Гнев и раздражение поднимались в Джеймсе, и он решил, что пришло время дать более жесткий отпор, но помощь пришла, откуда не ждали. Слуга с шампанским исчез, сменившись ангельским видением в нежно-кремовом платье, расшитом золотыми нитями.
Элоди возникла рядом с ним, держа в руках фарфоровую чашку на блюдце.
— Выпейте кофе, милорд Рочфорд, — мягко сказала она. — Помнится, вы всегда предпочитали черный с сахаром, верно?
Ошеломленный, Джеймс ничего не мог сделать, кроме как кивнуть. Он принял из рук Элоди напиток и пытался понять… Черт, что она делает? Она не просто спасла его, но еще и в открытую намекнула на их прошлую связь. Зачем?

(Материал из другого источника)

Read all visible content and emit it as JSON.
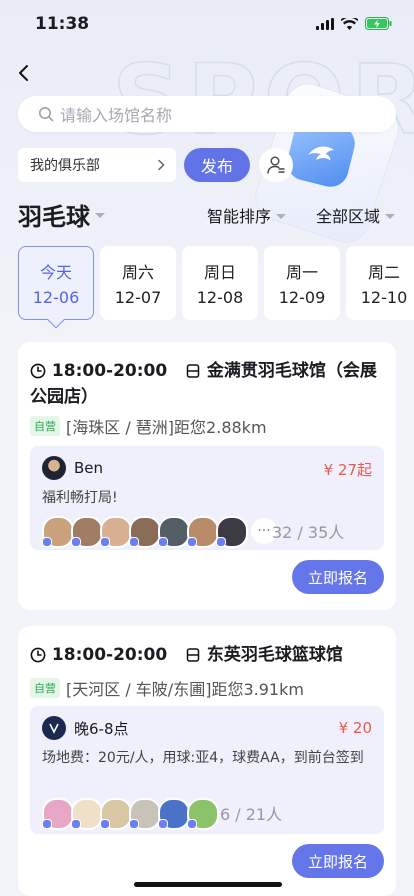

Молчание затянулось и грозило стать неловким. Джеймс попытался вернуть самообладание.
— Благодарю вас, миледи. Вы льстите мне острой памятью на такие мелочи. Действительно, черный с сахаром.
— В буфете есть еще сахар, если вам понадобится больше, — ответила Элоди.
Она улыбнулась, но в этом было больше жалости, чем доброты. Джеймс почувствовал себя неблагодарным, но ему не понравилась эта улыбка. Кто в здравом уме обрадуется жалости?
— Вы очень любезны, леди Буршье.
Она учтиво кивнула, а потом развернулась и ушла как ни в чем не бывало. А он остался стоять и больше не слышал ни реплик Лонгшора, ни разговоров других гостей.
Всё, о чем он мог думать — это о ней. Об Элоди. Внутри Джеймса разливалось приятное тепло, но вовсе не от кофе, который показался ему самым вкусным в жизни. Просто теперь виконт был уверен — оборона Элоди дрогнула.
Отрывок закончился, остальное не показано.